At 3.79 million square miles (9.83 million km2) and with over 314 million people, the United States is the third- or fourth-largest country by total area, and the third-largest by both land area and population. It is one of the world's most ethnically diverse and multicultural nations, the product of large-scale immigration from many countries.[6] The U.S. economy is the world's largest national economy, with an estimated 2011 GDP of $15.1 trillion (22% of nominal global GDP and over 19% of global GDP at purchasing-power parity).[3][7] Per capita income is the world's sixth-highest.[3]
In what is now the co-terminous United States, indigenous peoples descended from Paleo-Indians migrated from Asia and completely displaced earlier populations of Mound Builders by 1500. This Native American population was in turn greatly reduced primarily by disease after European contact. By 1610, European empires had established a permanent presence in French Quebec, Spanish Santa Fe and English Jamestown. The United States itself was initially derived from thirteen British colonies located along the Atlantic seaboard. On July 4, 1776, delegates to the Continental Congress issued the Declaration of Independence, which proclaimed their right to self-determination, autonomy from Great Britain, and their establishment of a "perpetual", sovereign union. The rebellious states defeated the British Empire in the American Revolution, the first successful colonial war of independence.[8] The current United States Constitution was adopted on September 17, 1787; its ratification the following year made the states part of a single republic with a stronger central government. TheBill of Rights, comprising ten constitutional amendments guaranteeing many fundamental civil rights and freedoms, was ratified in 1791.

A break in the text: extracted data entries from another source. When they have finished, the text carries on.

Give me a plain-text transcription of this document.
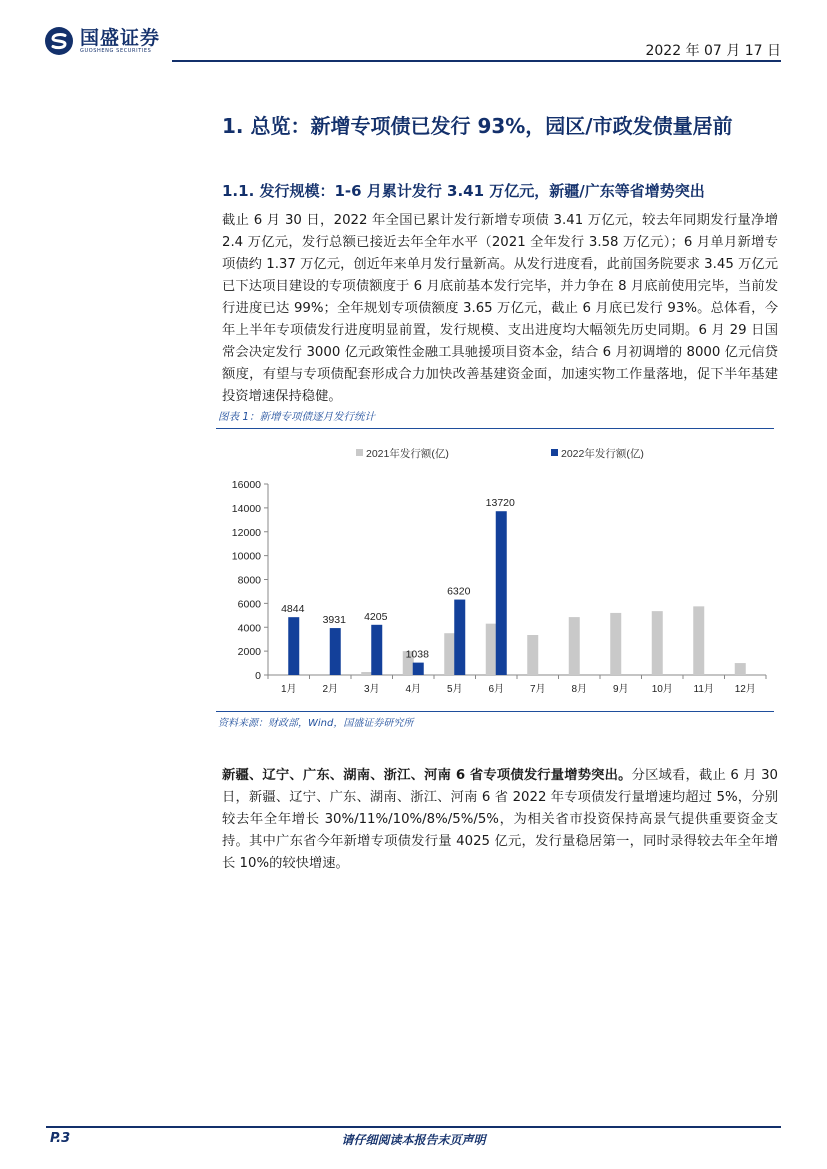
国盛证券
GUOSHENG SECURITIES	2022 年 07 月 17 日
1. 总览：新增专项债已发行 93%，园区/市政发债量居前
1.1. 发行规模：1-6 月累计发行 3.41 万亿元，新疆/广东等省增势突出
截止 6 月 30 日，2022 年全国已累计发行新增专项债 3.41 万亿元，较去年同期发行量净增 2.4 万亿元，发行总额已接近去年全年水平（2021 全年发行 3.58 万亿元）；6 月单月新增专项债约 1.37 万亿元，创近年来单月发行量新高。从发行进度看，此前国务院要求 3.45 万亿元已下达项目建设的专项债额度于 6 月底前基本发行完毕，并力争在 8 月底前使用完毕，当前发行进度已达 99%；全年规划专项债额度 3.65 万亿元，截止 6 月底已发行 93%。总体看，今年上半年专项债发行进度明显前置，发行规模、支出进度均大幅领先历史同期。6 月 29 日国常会决定发行 3000 亿元政策性金融工具驰援项目资本金，结合 6 月初调增的 8000 亿元信贷额度，有望与专项债配套形成合力加快改善基建资金面，加速实物工作量落地，促下半年基建投资增速保持稳健。
图表 1：新增专项债逐月发行统计
0
2000
4000
6000
8000
10000
12000
14000
16000
4844
1月
3931
2月
4205
3月
1038
4月
6320
5月
13720
6月	7月	8月	9月 10月 11月 12月
2021年发行额(亿)	2022年发行额(亿)
资料来源：财政部，Wind，国盛证券研究所
新疆、辽宁、广东、湖南、浙江、河南 6 省专项债发行量增势突出。分区域看，截止 6 月 30 日，新疆、辽宁、广东、湖南、浙江、河南 6 省 2022 年专项债发行量增速均超过 5%，分别较去年全年增长 30%/11%/10%/8%/5%/5%，为相关省市投资保持高景气提供重要资金支持。其中广东省今年新增专项债发行量 4025 亿元，发行量稳居第一，同时录得较去年全年增长 10%的较快增速。
P.3	请仔细阅读本报告末页声明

Through the 19th century, the United States expanded its borders, building on the gains of the Treaty of Paris (1783). It displaced native tribes, enemies, allies and treaty residents alike, acquired the Louisiana territory from France, and Florida from Spain. It secured boundaries with U.K. colonies in the War of 1812 including Maine. Mid-century it annexed the Republic of Texas, partitioned the Oregon Country, gained the Mexican Cession and purchased Alaska from Russia. The Plains Indian Wars relocated remaining Amerindian tribes onto confined reservations, Congressional Resolution annexed the Republic of Hawaii, then the treaty ending the Spanish-American War ceded Puerto Rico and Guam. During the early territorial expansion, significant disputes between the agrarian slave-holding South and free-soil industrial North led to the American Civil War. The North's victory reestablished the Union, and led to the ratification of the Thirteenth Amendment to the United States Constitution, ending legalized slavery in the United States. By the end of the nineteenth century, its national economy was the world's largest, with steel production greater than Great Britain, France and Germany combined.[9]
The Spanish–American War and World War I confirmed the country's status as a global military power. It emerged from World War II as the first country with nuclear weapons and apermanent member of the United Nations Security Council. The end of the Cold War and the dissolution of the Soviet Union left the United States as the sole superpower. The country accounts for 41% of global military spending,[10] and is a leading economic, political, and cultural force in the world.[11]